The study was commissioned by CA Technologies and conducted by leading independent technology research and product evaluation firm Network Testing Labs (NTL). Declaring CA ARCserve D2D a ‘World Class Award’ winner, the study demonstrated the strength of the product’s unique patent-pending I2 (Infinite Incremental) Technology, which drastically reduces storage space, network traffic and load on production servers. Unlike Symantec, CA ARCserve D2D requires a full backup to be performed just once, with only incremental changes applied thereafter.
The study found that backup and recovery times in CA ARCserve D2D are considerably quicker than Symantec Backup Exec System Recovery 2010. For example, during NTL testing, CA ARCserve D2D performed a system copy almost twice as fast as Backup Exec System Recovery (14.8 minutes vs. 25 minutes). Similarly, a CA ARCserve D2D restore operation took less than half the time required by Backup Exec System Recovery (18.2 minutes vs. 39.6 minutes). By moving less data during system backups, CA ARCserve D2D also consumed a fraction of the network bandwidth required by Symantec (14 Mb/sec vs. 51 Mb/sec).
The NTL report also revealed that CA ARCserve D2D backups consumed far less disk space than Symantec Backup Exec System Recovery. After four weeks of simulated backups of multiple servers and clients, CA ARCserve D2D needed less than 14 percent of the space required by Backup Exec System Recovery to store a full backup plus a series of incremental backups (122 GB vs. 890 GB).
"While disk has become more and more viable as a medium for effective data protection, customers must choose carefully when considering disk-based backup and recovery products," said Barry Nance, president of Network Testing Labs, who has evaluated thousands of hardware and software products for publications like Computerworld, BYTE Magazine, Government Computer News, PC Magazine, Network Computing, and Network World. "An outstanding combination of power and efficiency, CA’s ARCserve D2D proved itself the superior data recovery tool in this test, demonstrating it to be considerably more responsive, consume far fewer computing resources and deliver rock-solid reliability."
In addition, the NTL report noted that CA ARCserve D2D’s user interface was "light-years ahead of Symantec’s" and "far easier to understand and navigate." Designed with Web 2.0 principles and features, the CA ARCserve D2D interface improves productivity and collaboration, enabling users to communicate directly with CA Technologies developers.

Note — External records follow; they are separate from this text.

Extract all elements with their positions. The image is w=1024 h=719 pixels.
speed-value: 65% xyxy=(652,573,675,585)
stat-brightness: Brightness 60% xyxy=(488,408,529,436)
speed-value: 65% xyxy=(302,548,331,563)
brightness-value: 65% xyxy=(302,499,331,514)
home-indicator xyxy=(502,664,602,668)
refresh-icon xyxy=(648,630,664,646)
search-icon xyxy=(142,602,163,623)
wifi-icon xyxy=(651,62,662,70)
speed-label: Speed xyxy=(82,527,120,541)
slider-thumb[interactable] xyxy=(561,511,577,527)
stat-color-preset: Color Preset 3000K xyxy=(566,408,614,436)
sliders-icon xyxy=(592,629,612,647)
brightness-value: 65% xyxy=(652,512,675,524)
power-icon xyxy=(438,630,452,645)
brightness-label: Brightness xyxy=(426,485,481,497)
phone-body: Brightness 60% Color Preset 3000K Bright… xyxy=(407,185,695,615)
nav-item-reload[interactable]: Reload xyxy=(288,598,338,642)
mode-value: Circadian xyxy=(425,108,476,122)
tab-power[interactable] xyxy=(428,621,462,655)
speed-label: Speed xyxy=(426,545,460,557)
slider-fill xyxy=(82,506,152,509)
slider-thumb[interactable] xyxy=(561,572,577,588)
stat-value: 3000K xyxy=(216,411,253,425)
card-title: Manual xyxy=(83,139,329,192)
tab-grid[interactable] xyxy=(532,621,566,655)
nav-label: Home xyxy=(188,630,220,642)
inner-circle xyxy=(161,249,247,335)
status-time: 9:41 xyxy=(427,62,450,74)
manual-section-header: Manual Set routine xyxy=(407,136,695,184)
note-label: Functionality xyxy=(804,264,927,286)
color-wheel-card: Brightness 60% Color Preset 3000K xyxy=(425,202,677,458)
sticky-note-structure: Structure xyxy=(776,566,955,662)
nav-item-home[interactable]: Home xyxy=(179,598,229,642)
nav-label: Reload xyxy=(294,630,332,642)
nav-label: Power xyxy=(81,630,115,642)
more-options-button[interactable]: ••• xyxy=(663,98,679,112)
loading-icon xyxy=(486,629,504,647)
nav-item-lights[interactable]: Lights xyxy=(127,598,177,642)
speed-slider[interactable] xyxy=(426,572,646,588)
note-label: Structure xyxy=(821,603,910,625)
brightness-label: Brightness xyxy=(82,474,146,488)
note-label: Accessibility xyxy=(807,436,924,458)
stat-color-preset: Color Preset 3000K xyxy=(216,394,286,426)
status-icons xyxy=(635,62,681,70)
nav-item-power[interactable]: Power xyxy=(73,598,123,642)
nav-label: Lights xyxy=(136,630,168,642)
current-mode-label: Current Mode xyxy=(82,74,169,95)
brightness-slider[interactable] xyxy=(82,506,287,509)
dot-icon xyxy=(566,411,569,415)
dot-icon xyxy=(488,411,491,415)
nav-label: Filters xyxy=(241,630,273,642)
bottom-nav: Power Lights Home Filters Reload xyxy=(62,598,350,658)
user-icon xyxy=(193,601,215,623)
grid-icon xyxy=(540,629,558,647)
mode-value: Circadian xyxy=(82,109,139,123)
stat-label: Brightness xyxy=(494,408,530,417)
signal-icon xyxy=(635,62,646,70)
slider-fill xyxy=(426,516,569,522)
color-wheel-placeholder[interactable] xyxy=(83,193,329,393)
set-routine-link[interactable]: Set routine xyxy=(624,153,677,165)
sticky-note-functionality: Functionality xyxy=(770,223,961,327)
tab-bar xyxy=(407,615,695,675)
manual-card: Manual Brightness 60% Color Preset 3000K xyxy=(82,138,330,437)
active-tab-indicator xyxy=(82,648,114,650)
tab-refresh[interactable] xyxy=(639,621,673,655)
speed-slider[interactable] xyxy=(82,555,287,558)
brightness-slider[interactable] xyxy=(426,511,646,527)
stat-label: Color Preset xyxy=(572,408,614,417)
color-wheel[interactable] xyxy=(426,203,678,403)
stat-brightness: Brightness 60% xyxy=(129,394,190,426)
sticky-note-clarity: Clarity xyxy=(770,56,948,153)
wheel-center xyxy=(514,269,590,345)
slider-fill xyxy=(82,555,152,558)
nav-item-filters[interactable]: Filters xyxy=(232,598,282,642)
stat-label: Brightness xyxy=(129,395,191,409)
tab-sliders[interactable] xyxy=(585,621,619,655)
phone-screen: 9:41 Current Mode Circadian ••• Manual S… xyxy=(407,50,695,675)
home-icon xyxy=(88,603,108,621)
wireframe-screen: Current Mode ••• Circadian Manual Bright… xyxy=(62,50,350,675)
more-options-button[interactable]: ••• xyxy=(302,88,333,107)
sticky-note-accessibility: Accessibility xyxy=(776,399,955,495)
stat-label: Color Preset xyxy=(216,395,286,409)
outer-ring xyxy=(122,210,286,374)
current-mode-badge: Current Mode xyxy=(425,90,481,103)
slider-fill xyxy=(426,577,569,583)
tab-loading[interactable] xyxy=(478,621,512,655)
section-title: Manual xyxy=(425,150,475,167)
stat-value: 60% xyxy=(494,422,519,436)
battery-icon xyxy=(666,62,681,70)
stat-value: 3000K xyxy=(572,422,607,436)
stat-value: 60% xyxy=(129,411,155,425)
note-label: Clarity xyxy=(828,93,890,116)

The study also noted the ability of CA ARCserve D2D to perform bare metal recovery to dissimilar hardware, which provides a fast way to recover a crashed server to hardware that can be the same or different than the original machine. Similar functionality in Symantec Backup Exec System Recovery was reported by NTL to be "slower than ARCserve D2D and much more difficult to use."
"As the volume of data that customers must protect continues to grow, the efficiency and performance of backup operations is becoming more of an issue," said Adam Famularo, general manager of CA Technologies Recovery Management and Data Modeling Customer Solutions Unit. "NTL’s test results demonstrate unequivocally that CA ARCserve D2D r15 offers superior efficiency and performance in disk-based backup environments – saving customers time and money, while allowing them to get greater business value from their existing network and storage infrastructure."